The model right-sizing framework is not about choosing worse models. It is about choosing appropriate models. NVIDIA's research confirms what production experience already teaches: small language models are not just cheaper alternatives — they are often better suited for the narrow, well-defined tasks that make up the majority of agentic workflows.

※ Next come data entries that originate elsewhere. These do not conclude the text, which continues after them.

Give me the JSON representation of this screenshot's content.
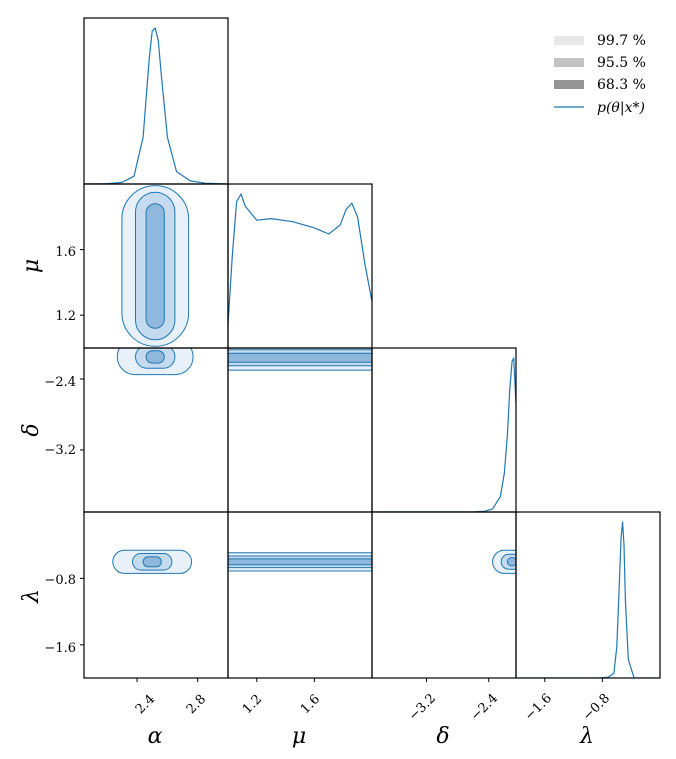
{
  "chart_data": {
    "type": "corner",
    "parameters": [
      {
        "symbol": "α",
        "xticks": [
          2.4,
          2.8
        ],
        "tick_labels": [
          "2.4",
          "2.8"
        ]
      },
      {
        "symbol": "μ",
        "xticks": [
          1.2,
          1.6
        ],
        "yticks": [
          1.6,
          1.2
        ],
        "tick_labels": [
          "1.2",
          "1.6"
        ],
        "ytick_labels": [
          "1.6",
          "1.2"
        ]
      },
      {
        "symbol": "δ",
        "xticks": [
          -3.2,
          -2.4
        ],
        "yticks": [
          -2.4,
          -3.2
        ],
        "tick_labels": [
          "−3.2",
          "−2.4"
        ],
        "ytick_labels": [
          "−2.4",
          "−3.2"
        ]
      },
      {
        "symbol": "λ",
        "xticks": [
          -1.6,
          -0.8
        ],
        "yticks": [
          -0.8,
          -1.6
        ],
        "tick_labels": [
          "−1.6",
          "−0.8"
        ],
        "ytick_labels": [
          "−0.8",
          "−1.6"
        ]
      }
    ],
    "ranges": {
      "alpha": [
        2.05,
        3.0
      ],
      "mu": [
        1.0,
        2.0
      ],
      "delta": [
        -3.9,
        -2.05
      ],
      "lambda": [
        -2.0,
        -0.0
      ]
    },
    "credible_levels": [
      "99.7 %",
      "95.5 %",
      "68.3 %"
    ],
    "posterior_label": "p(θ|x*)",
    "marginals": {
      "alpha": {
        "x": [
          2.05,
          2.2,
          2.3,
          2.38,
          2.44,
          2.48,
          2.5,
          2.52,
          2.54,
          2.56,
          2.6,
          2.66,
          2.75,
          2.85,
          3.0
        ],
        "density": [
          0.0,
          0.002,
          0.01,
          0.05,
          0.3,
          0.8,
          0.98,
          1.0,
          0.92,
          0.7,
          0.3,
          0.08,
          0.02,
          0.005,
          0.0
        ]
      },
      "mu": {
        "x": [
          1.0,
          1.03,
          1.06,
          1.09,
          1.12,
          1.2,
          1.3,
          1.45,
          1.6,
          1.7,
          1.78,
          1.82,
          1.86,
          1.9,
          1.95,
          2.0
        ],
        "density": [
          0.15,
          0.6,
          0.95,
          1.0,
          0.92,
          0.83,
          0.84,
          0.82,
          0.78,
          0.74,
          0.8,
          0.9,
          0.94,
          0.85,
          0.55,
          0.3
        ]
      },
      "delta": {
        "x": [
          -3.9,
          -2.6,
          -2.45,
          -2.35,
          -2.25,
          -2.2,
          -2.16,
          -2.13,
          -2.1,
          -2.08,
          -2.05
        ],
        "density": [
          0.0,
          0.0,
          0.005,
          0.02,
          0.1,
          0.25,
          0.5,
          0.8,
          0.98,
          1.0,
          0.7
        ]
      },
      "lambda": {
        "x": [
          -2.0,
          -0.85,
          -0.72,
          -0.64,
          -0.6,
          -0.57,
          -0.54,
          -0.52,
          -0.5,
          -0.48,
          -0.44,
          -0.36,
          -0.0
        ],
        "density": [
          0.0,
          0.0,
          0.005,
          0.03,
          0.2,
          0.55,
          0.9,
          1.0,
          0.85,
          0.5,
          0.12,
          0.0,
          0.0
        ]
      }
    },
    "color": "#1f77b4",
    "fill_colors": [
      "#e8f1f9",
      "#c4daee",
      "#8fb8dc"
    ]
  }
}
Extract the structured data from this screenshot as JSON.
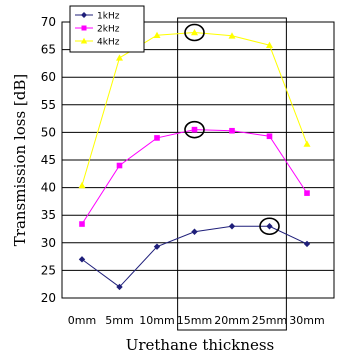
{
  "chart_data": {
    "type": "line",
    "categories": [
      "0mm",
      "5mm",
      "10mm",
      "15mm",
      "20mm",
      "25mm",
      "30mm"
    ],
    "series": [
      {
        "name": "1kHz",
        "color": "#1f1f7a",
        "marker": "diamond",
        "values": [
          27,
          22,
          29.3,
          32,
          33,
          33,
          29.8
        ]
      },
      {
        "name": "2kHz",
        "color": "#ff00ff",
        "marker": "square",
        "values": [
          33.4,
          44,
          49,
          50.5,
          50.3,
          49.3,
          39
        ]
      },
      {
        "name": "4kHz",
        "color": "#ffff00",
        "marker": "triangle",
        "values": [
          40.4,
          63.5,
          67.6,
          68.1,
          67.5,
          65.8,
          47.9
        ]
      }
    ],
    "xlabel": "Urethane thickness",
    "ylabel": "Transmission loss [dB]",
    "ylim": [
      20,
      70
    ],
    "yticks": [
      20,
      25,
      30,
      35,
      40,
      45,
      50,
      55,
      60,
      65,
      70
    ],
    "grid": "horizontal",
    "legend_position": "top-left",
    "highlight_range": [
      "15mm",
      "25mm"
    ],
    "circled_points": [
      {
        "series": "4kHz",
        "category": "15mm"
      },
      {
        "series": "2kHz",
        "category": "15mm"
      },
      {
        "series": "1kHz",
        "category": "25mm"
      }
    ]
  }
}
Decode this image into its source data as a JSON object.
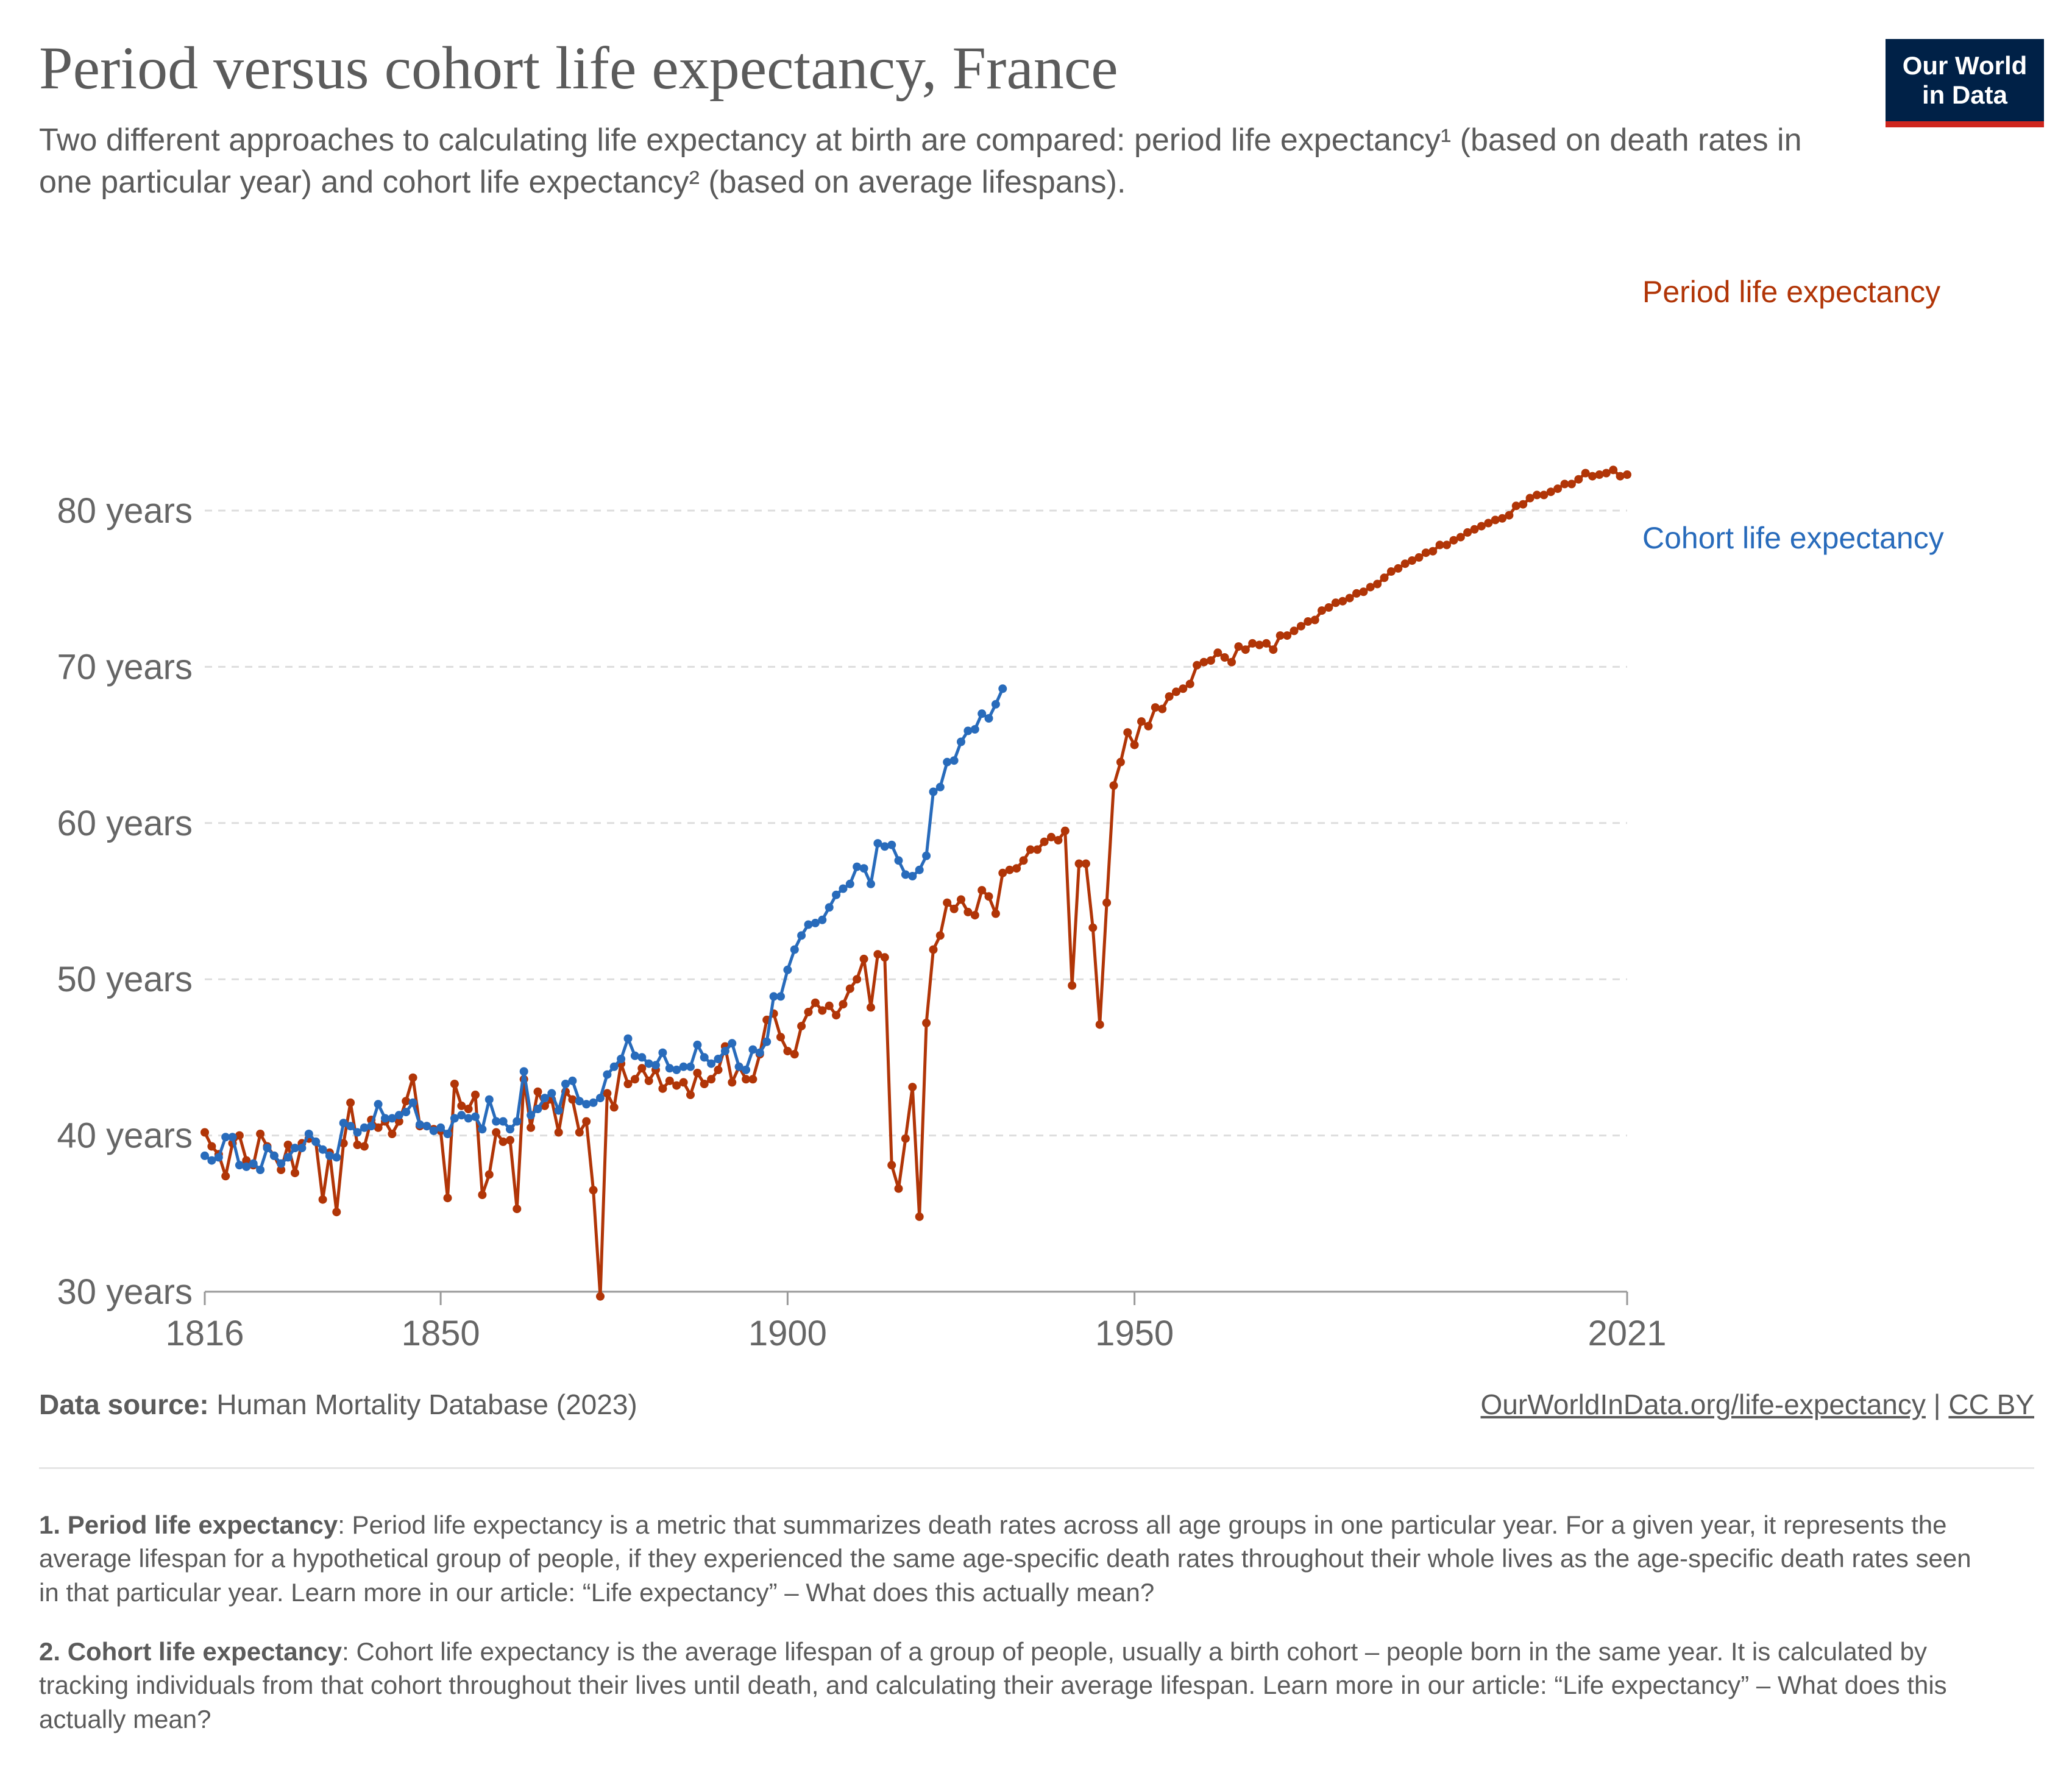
{
  "header": {
    "title": "Period versus cohort life expectancy, France",
    "subtitle": "Two different approaches to calculating life expectancy at birth are compared: period life expectancy¹ (based on death rates in one particular year) and cohort life expectancy² (based on average lifespans).",
    "logo_line1": "Our World",
    "logo_line2": "in Data",
    "logo_bg": "#002147",
    "logo_accent": "#ce261e"
  },
  "chart_data": {
    "type": "line",
    "title": "Period versus cohort life expectancy, France",
    "xlim": [
      1816,
      2021
    ],
    "ylim": [
      30,
      83
    ],
    "y_ticks": [
      {
        "value": 30,
        "label": "30 years"
      },
      {
        "value": 40,
        "label": "40 years"
      },
      {
        "value": 50,
        "label": "50 years"
      },
      {
        "value": 60,
        "label": "60 years"
      },
      {
        "value": 70,
        "label": "70 years"
      },
      {
        "value": 80,
        "label": "80 years"
      }
    ],
    "x_ticks": [
      {
        "value": 1816,
        "label": "1816"
      },
      {
        "value": 1850,
        "label": "1850"
      },
      {
        "value": 1900,
        "label": "1900"
      },
      {
        "value": 1950,
        "label": "1950"
      },
      {
        "value": 2021,
        "label": "2021"
      }
    ],
    "grid": "horizontal dashed",
    "legend": "inline right end of lines",
    "series": [
      {
        "name": "Period life expectancy",
        "color": "#b13507",
        "x_start": 1816,
        "values": [
          40.2,
          39.3,
          38.8,
          37.4,
          39.5,
          40.0,
          38.4,
          38.1,
          40.1,
          39.3,
          38.7,
          37.8,
          39.4,
          37.6,
          39.5,
          39.8,
          39.6,
          35.9,
          38.9,
          35.1,
          39.5,
          42.1,
          39.4,
          39.3,
          41.0,
          40.5,
          40.9,
          40.1,
          40.9,
          42.2,
          43.7,
          40.6,
          40.6,
          40.4,
          40.3,
          36.0,
          43.3,
          41.9,
          41.7,
          42.6,
          36.2,
          37.5,
          40.2,
          39.6,
          39.7,
          35.3,
          43.6,
          40.5,
          42.8,
          41.9,
          42.3,
          40.2,
          42.8,
          42.3,
          40.2,
          40.9,
          36.5,
          29.7,
          42.7,
          41.8,
          44.6,
          43.3,
          43.6,
          44.3,
          43.5,
          44.2,
          43.0,
          43.5,
          43.2,
          43.4,
          42.6,
          44.0,
          43.3,
          43.6,
          44.2,
          45.7,
          43.4,
          44.4,
          43.6,
          43.6,
          45.2,
          47.4,
          47.8,
          46.3,
          45.4,
          45.2,
          47.0,
          47.9,
          48.5,
          48.0,
          48.3,
          47.7,
          48.4,
          49.4,
          50.0,
          51.3,
          48.2,
          51.6,
          51.4,
          38.1,
          36.6,
          39.8,
          43.1,
          34.8,
          47.2,
          51.9,
          52.8,
          54.9,
          54.5,
          55.1,
          54.3,
          54.1,
          55.7,
          55.3,
          54.2,
          56.8,
          57.0,
          57.1,
          57.6,
          58.3,
          58.3,
          58.8,
          59.1,
          58.9,
          59.5,
          49.6,
          57.4,
          57.4,
          53.3,
          47.1,
          54.9,
          62.4,
          63.9,
          65.8,
          65.0,
          66.5,
          66.2,
          67.4,
          67.3,
          68.1,
          68.4,
          68.6,
          68.9,
          70.1,
          70.3,
          70.4,
          70.9,
          70.6,
          70.3,
          71.3,
          71.1,
          71.5,
          71.4,
          71.5,
          71.1,
          72.0,
          72.0,
          72.3,
          72.6,
          72.9,
          73.0,
          73.6,
          73.8,
          74.1,
          74.2,
          74.4,
          74.7,
          74.8,
          75.1,
          75.3,
          75.7,
          76.1,
          76.3,
          76.6,
          76.8,
          77.0,
          77.3,
          77.4,
          77.8,
          77.8,
          78.1,
          78.3,
          78.6,
          78.8,
          79.0,
          79.2,
          79.4,
          79.5,
          79.7,
          80.3,
          80.4,
          80.8,
          81.0,
          81.0,
          81.2,
          81.4,
          81.7,
          81.7,
          82.0,
          82.4,
          82.2,
          82.3,
          82.4,
          82.6,
          82.2,
          82.3
        ]
      },
      {
        "name": "Cohort life expectancy",
        "color": "#286bbb",
        "x_start": 1816,
        "values": [
          38.7,
          38.4,
          38.6,
          39.9,
          39.9,
          38.1,
          38.0,
          38.2,
          37.8,
          39.2,
          38.7,
          38.2,
          38.6,
          39.2,
          39.2,
          40.1,
          39.6,
          39.1,
          38.7,
          38.6,
          40.8,
          40.6,
          40.2,
          40.5,
          40.6,
          42.0,
          41.1,
          41.1,
          41.3,
          41.5,
          42.1,
          40.7,
          40.6,
          40.3,
          40.5,
          40.1,
          41.1,
          41.3,
          41.1,
          41.2,
          40.4,
          42.3,
          40.9,
          40.9,
          40.4,
          40.9,
          44.1,
          41.3,
          41.7,
          42.4,
          42.7,
          41.6,
          43.3,
          43.5,
          42.2,
          42.0,
          42.1,
          42.4,
          43.9,
          44.4,
          44.9,
          46.2,
          45.1,
          45.0,
          44.6,
          44.5,
          45.3,
          44.3,
          44.2,
          44.4,
          44.4,
          45.8,
          45.0,
          44.6,
          44.9,
          45.4,
          45.9,
          44.4,
          44.2,
          45.5,
          45.3,
          46.0,
          48.9,
          48.9,
          50.6,
          51.9,
          52.8,
          53.5,
          53.6,
          53.8,
          54.6,
          55.4,
          55.8,
          56.1,
          57.2,
          57.1,
          56.1,
          58.7,
          58.5,
          58.6,
          57.6,
          56.7,
          56.6,
          57.0,
          57.9,
          62.0,
          62.3,
          63.9,
          64.0,
          65.2,
          65.9,
          66.0,
          67.0,
          66.7,
          67.6,
          68.6
        ]
      }
    ]
  },
  "footer": {
    "source_label": "Data source:",
    "source_text": " Human Mortality Database (2023)",
    "url": "OurWorldInData.org/life-expectancy",
    "separator": " | ",
    "license": "CC BY",
    "note1_label": "1. Period life expectancy",
    "note1_text": ": Period life expectancy is a metric that summarizes death rates across all age groups in one particular year. For a given year, it represents the average lifespan for a hypothetical group of people, if they experienced the same age-specific death rates throughout their whole lives as the age-specific death rates seen in that particular year. Learn more in our article: “Life expectancy” – What does this actually mean?",
    "note2_label": "2. Cohort life expectancy",
    "note2_text": ": Cohort life expectancy is the average lifespan of a group of people, usually a birth cohort – people born in the same year. It is calculated by tracking individuals from that cohort throughout their lives until death, and calculating their average lifespan. Learn more in our article: “Life expectancy” – What does this actually mean?"
  }
}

The enterprises that will win in the agentic era are not the ones spending the most on AI. They are the ones spending the most intelligently — matching model capability to task complexity at every step, measuring the results, and iterating relentlessly.

The math is clear. A 20-step agentic workflow where 15 steps use Tier 3–4 models and 5 steps use Tier 1–2 models will cost a fraction of one that runs everything through Opus. And that fraction? It scales linearly with every additional user session, every additional agent, every additional workflow.

Right-size your models. Your budget — and the planet — will thank you.